An ordinary rafting along the river can be no less dangerous. If you ever passed the rapids on a kayak, you know why: rafters expect bare stones, high current speed and raging water. Of course, this extreme is not enough: extreme rafters choose routes with a maximum of six points of difficulty – such rivers are usually a whole cascade of waterfalls, ruts, clamps and underwater pockets – grottoes formed during the destruction of rocks. From the usual kayak, there would be only flinders left.
How dangerous is this? On some “six-point” routes of Altai, the mortality rate is 50%! The reason for this is not only the fall from the raft or its coup (it happens too), but also hypothermia. Can you guess what the temperature is in mountain rivers?
9. Alpine skiing and snowboarding
You will be surprised, but the mortality of winter sports is very, very high. However, do not rush to take away the board from your child: public routes exist without a single fatal incident for years. Almost all deaths in winter sports are concentrated into two categories: ski jumping and heli-skiing. And no wonder: in the first case, you would have to fly a hundred meters too far, then somehow land, and in the second and even worse – to fall from the helicopter down on the slope, where no man has gone before.
The variant with the helicopter is slightly more dangerous – according to statistics, one of five thousand five hundred and sixty jumps leads to the death of the athlete. (And this is minor, considering that, on the slope, anything can happen: from a landslide to getting buried under the snow).
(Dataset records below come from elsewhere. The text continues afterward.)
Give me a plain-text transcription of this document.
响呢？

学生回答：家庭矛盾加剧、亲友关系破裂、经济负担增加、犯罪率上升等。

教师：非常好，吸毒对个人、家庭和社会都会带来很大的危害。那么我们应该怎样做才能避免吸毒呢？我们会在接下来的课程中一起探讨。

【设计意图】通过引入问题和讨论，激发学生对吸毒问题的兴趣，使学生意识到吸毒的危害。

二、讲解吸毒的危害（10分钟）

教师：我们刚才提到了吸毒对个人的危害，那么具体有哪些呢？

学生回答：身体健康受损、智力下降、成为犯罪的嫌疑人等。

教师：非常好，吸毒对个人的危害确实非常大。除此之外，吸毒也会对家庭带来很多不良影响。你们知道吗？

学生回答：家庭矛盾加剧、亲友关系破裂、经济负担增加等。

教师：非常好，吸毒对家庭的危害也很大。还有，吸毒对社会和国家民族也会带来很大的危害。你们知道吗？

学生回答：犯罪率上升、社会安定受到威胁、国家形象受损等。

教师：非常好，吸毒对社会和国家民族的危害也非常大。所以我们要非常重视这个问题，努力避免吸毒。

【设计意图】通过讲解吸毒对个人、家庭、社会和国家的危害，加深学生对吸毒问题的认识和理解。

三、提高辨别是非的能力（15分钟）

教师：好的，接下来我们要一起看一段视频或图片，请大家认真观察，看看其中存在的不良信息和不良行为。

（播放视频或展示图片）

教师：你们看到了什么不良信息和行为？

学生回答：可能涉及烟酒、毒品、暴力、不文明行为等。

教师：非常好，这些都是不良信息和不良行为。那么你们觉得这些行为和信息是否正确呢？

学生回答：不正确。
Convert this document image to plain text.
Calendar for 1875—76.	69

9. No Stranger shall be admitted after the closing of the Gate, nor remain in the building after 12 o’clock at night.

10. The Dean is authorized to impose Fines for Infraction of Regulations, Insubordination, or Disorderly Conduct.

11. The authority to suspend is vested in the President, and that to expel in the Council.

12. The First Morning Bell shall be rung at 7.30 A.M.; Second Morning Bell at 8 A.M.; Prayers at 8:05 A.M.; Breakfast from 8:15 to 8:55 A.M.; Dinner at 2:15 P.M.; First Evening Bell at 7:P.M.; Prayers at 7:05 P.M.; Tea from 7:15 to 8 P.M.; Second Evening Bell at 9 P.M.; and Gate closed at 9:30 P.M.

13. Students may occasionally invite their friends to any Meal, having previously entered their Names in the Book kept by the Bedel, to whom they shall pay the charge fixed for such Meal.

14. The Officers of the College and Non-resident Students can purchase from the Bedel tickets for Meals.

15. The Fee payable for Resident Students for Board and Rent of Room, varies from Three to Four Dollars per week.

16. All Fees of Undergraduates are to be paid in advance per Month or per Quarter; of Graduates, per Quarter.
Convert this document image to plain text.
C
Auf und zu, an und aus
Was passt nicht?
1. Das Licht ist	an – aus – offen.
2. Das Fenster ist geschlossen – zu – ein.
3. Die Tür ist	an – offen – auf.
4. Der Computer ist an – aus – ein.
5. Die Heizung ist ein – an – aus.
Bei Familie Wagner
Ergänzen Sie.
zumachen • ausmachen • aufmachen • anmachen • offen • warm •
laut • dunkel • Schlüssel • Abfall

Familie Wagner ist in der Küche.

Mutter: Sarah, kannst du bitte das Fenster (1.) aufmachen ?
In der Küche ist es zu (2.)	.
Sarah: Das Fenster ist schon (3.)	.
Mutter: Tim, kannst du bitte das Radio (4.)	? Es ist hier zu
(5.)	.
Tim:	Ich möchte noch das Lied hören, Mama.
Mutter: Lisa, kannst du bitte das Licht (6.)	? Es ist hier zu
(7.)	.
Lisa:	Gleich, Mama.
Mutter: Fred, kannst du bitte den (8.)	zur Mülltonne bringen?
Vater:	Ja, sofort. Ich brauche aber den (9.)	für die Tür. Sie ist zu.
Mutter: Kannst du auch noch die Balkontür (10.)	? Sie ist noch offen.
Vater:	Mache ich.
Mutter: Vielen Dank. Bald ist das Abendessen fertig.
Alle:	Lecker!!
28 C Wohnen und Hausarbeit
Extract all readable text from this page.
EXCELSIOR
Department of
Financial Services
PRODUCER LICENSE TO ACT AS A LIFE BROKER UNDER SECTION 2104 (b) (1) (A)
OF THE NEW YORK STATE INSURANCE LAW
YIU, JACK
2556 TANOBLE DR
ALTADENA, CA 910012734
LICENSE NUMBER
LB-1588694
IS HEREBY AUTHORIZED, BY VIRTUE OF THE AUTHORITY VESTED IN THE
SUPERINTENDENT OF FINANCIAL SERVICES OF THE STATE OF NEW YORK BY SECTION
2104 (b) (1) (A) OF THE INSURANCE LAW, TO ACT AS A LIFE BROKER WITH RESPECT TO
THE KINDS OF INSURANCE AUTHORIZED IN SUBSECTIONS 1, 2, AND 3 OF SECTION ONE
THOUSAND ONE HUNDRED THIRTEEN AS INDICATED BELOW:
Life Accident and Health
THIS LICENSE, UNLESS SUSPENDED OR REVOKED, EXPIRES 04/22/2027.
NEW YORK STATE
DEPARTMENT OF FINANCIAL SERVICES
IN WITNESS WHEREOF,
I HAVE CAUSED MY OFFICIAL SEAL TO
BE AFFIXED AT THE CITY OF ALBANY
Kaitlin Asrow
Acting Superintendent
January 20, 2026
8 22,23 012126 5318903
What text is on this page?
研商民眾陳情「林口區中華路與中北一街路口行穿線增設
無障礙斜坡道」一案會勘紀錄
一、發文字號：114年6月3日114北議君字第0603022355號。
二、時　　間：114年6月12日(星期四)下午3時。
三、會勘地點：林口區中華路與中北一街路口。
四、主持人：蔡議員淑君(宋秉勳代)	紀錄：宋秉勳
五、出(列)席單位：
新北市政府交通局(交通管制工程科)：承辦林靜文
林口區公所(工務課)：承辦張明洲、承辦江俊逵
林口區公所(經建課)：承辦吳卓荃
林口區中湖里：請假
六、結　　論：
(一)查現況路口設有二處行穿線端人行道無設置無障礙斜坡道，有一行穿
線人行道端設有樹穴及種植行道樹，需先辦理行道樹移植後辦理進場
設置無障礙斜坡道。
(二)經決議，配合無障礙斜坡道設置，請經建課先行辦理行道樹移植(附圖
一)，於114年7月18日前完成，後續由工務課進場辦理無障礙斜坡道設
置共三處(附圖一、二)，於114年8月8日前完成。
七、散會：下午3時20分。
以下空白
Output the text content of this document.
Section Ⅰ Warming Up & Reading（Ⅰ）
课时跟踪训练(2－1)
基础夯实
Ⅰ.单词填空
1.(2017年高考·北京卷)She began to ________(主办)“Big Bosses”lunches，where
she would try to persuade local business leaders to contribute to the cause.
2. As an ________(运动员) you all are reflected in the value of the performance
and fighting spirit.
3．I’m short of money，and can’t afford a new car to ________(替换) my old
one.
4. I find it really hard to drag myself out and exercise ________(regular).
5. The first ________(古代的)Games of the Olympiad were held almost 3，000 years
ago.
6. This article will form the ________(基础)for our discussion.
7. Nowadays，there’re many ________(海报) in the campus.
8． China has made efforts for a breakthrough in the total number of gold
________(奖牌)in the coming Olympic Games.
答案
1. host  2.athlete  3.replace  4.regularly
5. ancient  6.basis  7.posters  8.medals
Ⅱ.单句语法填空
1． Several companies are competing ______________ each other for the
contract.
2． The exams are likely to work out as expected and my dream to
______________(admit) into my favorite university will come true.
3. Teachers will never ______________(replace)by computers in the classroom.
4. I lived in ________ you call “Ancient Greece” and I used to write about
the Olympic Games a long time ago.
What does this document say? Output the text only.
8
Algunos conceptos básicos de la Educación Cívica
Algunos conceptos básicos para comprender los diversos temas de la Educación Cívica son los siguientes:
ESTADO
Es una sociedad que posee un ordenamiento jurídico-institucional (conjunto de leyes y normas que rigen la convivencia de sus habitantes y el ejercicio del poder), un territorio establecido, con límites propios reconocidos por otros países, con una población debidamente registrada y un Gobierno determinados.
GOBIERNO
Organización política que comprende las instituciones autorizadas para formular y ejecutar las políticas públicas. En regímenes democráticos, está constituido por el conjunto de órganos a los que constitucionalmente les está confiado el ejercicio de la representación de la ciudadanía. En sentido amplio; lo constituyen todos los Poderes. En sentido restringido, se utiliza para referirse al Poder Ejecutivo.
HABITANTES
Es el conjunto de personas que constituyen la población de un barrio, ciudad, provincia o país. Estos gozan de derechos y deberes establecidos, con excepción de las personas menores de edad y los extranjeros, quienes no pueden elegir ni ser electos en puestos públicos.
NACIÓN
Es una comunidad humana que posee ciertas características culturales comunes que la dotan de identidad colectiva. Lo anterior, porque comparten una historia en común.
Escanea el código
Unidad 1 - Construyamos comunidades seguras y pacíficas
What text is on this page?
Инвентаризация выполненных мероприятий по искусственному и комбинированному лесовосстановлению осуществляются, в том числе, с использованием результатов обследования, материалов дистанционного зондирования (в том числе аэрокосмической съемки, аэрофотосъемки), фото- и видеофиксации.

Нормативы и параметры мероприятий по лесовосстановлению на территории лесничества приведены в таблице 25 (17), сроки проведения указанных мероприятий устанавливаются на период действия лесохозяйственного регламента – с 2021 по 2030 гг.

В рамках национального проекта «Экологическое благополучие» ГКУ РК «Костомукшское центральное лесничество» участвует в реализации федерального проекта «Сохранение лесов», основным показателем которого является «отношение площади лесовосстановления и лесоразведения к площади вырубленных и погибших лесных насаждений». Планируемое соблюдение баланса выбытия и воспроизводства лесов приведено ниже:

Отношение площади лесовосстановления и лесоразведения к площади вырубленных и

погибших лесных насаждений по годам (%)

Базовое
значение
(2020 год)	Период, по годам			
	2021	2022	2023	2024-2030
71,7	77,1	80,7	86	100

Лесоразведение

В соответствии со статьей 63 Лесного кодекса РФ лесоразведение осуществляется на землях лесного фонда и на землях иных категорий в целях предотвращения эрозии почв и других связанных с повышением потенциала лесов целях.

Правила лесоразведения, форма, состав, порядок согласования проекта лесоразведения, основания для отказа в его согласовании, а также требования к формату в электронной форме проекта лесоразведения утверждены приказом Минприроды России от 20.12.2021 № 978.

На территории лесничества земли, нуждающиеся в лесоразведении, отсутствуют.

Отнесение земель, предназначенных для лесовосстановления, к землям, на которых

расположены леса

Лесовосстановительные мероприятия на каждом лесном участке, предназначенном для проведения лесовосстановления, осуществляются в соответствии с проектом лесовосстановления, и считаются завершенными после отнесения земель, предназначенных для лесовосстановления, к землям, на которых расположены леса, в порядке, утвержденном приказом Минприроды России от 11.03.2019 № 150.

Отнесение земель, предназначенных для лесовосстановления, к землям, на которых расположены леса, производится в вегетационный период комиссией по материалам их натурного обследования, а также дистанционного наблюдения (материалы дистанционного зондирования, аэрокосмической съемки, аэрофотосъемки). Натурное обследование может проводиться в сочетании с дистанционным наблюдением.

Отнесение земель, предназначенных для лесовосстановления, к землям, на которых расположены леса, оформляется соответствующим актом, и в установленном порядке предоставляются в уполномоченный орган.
The jump from the springboard is much more predictable – in fact, the only task for the skier is the correct landing. And yet, a hundred-meter flight is not a joke – out of eight thousand jumps, one is the last.
No conquest of air, mountain slopes or water – in boxing, man is opposed by man. However, the statistics of deaths shows that such conflict is far from safe. Check for yourself: according to the activist Manuel Velasquez, over the past hundred and twenty years, more than a thousand six hundred boxers died in the ring – and this is only during sparring!
Deaths from injuries sustained as a result of a fight are not minor either. And do not think that modern boxing is softer – according to the Journal of Combative Sport, since 1993, more than seventy boxers have died on the ring. Do you wonder why it was boxing, not MMA, that appeared to be the most dangerous kind of sport – a seemingly much tougher kind of martial arts? The figures speak for themselves: from the same year of 1993, the victims of mixed martial arts competitions were fewer than ten people. And the reason for this is just that the MMA rules do not regulate the fighting style: knockouts – the main cause of death in the boxing ring – are inferior to the much less dangerous pain and suffocating techniques.